The primary value of working with smaller creators is not their audience reach, but their ability to produce authentic content at scale. This content can then fuel paid media campaigns, which is the biggest driver of growth in the influencer marketing industry today.
If a brand's media plan heavily favors bottom-funnel channels and looks the same as it did years ago, their measurement is flawed. This indicates they are over-crediting demand capture channels and ignoring the impact of upper-funnel activities that create initial interest.
For years, marketers could succeed with mediocre creative by optimizing media buys. As platforms automate targeting, creative excellence is now the primary lever for success. An organization that doesn't respect and elevate creativity across the entire marketing function is destined to underperform.
Over-relying on last-click measurement is like only crediting the striker for a goal, ignoring the midfielders and defenders. This flawed logic causes marketers to over-invest in bottom-funnel "strikers" (e.g., branded search), creating a dysfunctional team that ultimately loses.
The marketing landscape is saturated with hype and bad advice, making the noise-to-signal ratio dangerously high.

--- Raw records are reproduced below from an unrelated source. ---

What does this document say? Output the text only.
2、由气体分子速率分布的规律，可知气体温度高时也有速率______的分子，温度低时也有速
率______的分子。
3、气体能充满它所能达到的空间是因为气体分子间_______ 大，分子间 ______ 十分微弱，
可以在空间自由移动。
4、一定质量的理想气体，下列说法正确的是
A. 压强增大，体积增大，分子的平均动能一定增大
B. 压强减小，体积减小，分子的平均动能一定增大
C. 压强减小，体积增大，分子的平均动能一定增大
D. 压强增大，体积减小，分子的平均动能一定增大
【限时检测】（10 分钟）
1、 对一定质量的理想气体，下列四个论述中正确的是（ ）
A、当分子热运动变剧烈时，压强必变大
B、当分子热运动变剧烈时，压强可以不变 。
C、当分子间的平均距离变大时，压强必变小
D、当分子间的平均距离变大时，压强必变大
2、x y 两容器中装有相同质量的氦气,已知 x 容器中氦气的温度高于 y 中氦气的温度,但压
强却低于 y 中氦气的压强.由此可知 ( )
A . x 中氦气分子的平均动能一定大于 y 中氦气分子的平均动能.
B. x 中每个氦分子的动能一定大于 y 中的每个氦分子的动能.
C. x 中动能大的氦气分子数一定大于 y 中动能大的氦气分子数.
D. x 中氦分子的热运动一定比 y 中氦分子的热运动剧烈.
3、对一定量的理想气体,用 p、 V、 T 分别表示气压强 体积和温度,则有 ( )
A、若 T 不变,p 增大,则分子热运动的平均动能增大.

The key is a dual mindset: actively filter out distracting noise while maintaining a personal interest and curiosity to experiment with genuine shifts in technology and user behavior.
Instead of allocating a small percentage of a media budget to creative, flip the model. First, budget for a robust creative content engine (UGC, creators, etc.). Then, treat paid media as the amplification layer for that content, which could lead to a 50/50 split instead of the typical 80/20.
When shifting budget to upper-funnel activities, sales impact takes time. Use leading indicators like increases in branded search volume, website sessions, or social follower growth to show early positive signals and maintain buy-in from leadership while tests are still running.
Marketers fear missing the boat on major trends, but jumping in too early can be catastrophic as new models can wipe out entire strategies. Focus on experimenting where user behavior is already changing (e.g., LLM search), but avoid over-investing until the market is more mature.